Posted On: Dec. 3, 2015 12:00 AM CST

Travelers unit out damages after fire destroys 20 million pounds of peanuts

A Travelers Co. Inc. unit has lost a breach of contract case in which it had paid more than $19 million in damages in connection with a fire that destroyed almost 20 million pounds of peanuts that was allegedly caused by improper fumigation.

Severn, North Carolina-based Severn Peanut Co. and Fairfield, Connecticut-based Industrial Fumigant Co. had entered into a contract in April 2009 that required IFC to use phosphine, a pesticide, to fumigate a peanut storage dome owned by Severn, according to Wednesday's ruling by the 4th U.S. Circuit Court of Appeals in Richmond, Virginia, in Severn Peanut Co. Inc.; Meherrin Agriculture & Chemical Co.; Travelers Property Casualty Co. of America v. Industrial Fumigant Co.; Rollins Inc.

The contract, which provided that Severn pay IFC $8,604, included an exclusion for “incidental or consequential damages,” according to the ruling.

On Aug. 4, 2009, IFC dumped about 49,000 tablets of insecticide into Severn's peanut dome through a single access hatch. This caused the tablets to pile up on one another, and a fire began on Aug. 10 that continued to smolder despite firefighting efforts. Then, on Aug. 29, there was an explosion that led to sustained, extensive property damage, according to the ruling.

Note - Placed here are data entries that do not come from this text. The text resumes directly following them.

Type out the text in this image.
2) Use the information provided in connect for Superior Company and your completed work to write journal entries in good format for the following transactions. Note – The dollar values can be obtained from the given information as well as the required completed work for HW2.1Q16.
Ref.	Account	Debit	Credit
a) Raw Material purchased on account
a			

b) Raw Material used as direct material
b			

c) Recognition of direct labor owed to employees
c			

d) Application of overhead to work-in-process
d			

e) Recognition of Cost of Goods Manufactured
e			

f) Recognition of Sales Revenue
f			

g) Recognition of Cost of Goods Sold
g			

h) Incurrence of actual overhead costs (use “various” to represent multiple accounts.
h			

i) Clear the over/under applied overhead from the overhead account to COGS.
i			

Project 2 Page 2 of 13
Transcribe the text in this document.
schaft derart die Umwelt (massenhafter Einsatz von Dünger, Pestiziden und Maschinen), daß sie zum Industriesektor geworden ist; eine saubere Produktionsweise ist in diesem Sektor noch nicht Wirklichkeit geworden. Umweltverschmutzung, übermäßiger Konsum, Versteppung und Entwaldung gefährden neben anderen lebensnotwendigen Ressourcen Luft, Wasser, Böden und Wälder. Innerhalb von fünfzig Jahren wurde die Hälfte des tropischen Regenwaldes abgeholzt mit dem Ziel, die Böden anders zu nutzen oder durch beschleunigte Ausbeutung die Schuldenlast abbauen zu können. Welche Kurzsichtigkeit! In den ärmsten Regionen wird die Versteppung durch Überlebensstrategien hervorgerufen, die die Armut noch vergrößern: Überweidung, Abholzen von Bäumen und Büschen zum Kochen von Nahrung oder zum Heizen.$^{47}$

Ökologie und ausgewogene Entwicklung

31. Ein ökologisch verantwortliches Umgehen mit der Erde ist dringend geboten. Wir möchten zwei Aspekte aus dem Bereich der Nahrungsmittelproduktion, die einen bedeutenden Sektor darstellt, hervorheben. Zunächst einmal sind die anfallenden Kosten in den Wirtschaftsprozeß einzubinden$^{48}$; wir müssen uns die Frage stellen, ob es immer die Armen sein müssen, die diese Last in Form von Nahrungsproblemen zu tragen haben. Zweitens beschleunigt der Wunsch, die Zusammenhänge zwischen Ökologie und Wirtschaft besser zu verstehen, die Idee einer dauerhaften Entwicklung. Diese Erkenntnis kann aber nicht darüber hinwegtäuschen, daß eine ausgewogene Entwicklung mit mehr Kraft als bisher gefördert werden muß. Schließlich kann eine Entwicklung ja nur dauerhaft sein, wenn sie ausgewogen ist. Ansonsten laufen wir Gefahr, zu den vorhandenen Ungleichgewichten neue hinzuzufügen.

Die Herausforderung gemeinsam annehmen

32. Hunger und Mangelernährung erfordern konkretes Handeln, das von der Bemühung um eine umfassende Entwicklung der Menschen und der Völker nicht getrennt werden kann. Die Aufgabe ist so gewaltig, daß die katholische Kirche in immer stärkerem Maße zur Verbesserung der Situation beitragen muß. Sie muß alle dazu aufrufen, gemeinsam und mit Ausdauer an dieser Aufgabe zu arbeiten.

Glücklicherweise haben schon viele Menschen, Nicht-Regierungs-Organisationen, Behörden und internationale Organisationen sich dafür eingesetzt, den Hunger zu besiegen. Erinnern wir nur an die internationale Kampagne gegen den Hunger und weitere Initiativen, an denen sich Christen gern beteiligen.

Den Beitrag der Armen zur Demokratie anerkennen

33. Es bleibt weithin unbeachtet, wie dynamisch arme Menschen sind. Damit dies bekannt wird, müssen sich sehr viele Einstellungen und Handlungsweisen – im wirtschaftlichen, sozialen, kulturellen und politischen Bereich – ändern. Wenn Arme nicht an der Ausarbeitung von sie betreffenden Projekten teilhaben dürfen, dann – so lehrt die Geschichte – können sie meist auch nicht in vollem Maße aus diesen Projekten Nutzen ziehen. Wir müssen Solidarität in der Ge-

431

Travelers paid Severn more than $19 million to cover the loss of nearly 20 million pounds of peanuts, lost business income, the damage to the company's property, and Seven's remediation and fire suppression costs, according to the ruling.

In January 2012, Severn, its parent company and Travelers filed suit against IFC in U.S. District Court in Elizabeth City, North Carolina, stating its improper application of phosphine caused the fire, and charging the company with negligence and breach of contract.

The U.S. District Court granted IFC summary judgment, in part because it said the contract's consequential damage exclusion barred the breach of contract claim.

A three-judge appellate panel upheld the ruling. “Severn and IFC are sophisticated commercial entities who entered into an arm's length transaction,” said the ruling.

“We are not presently considering the plight of a vulnerable member of the public adrift among the variegated hazards of a complex commercial world.

“Instead, we are considering a rather typical agreement among two commercial entities, and we may hold them to the contract's terms,” said the appeals court in affirming the lower court ruling.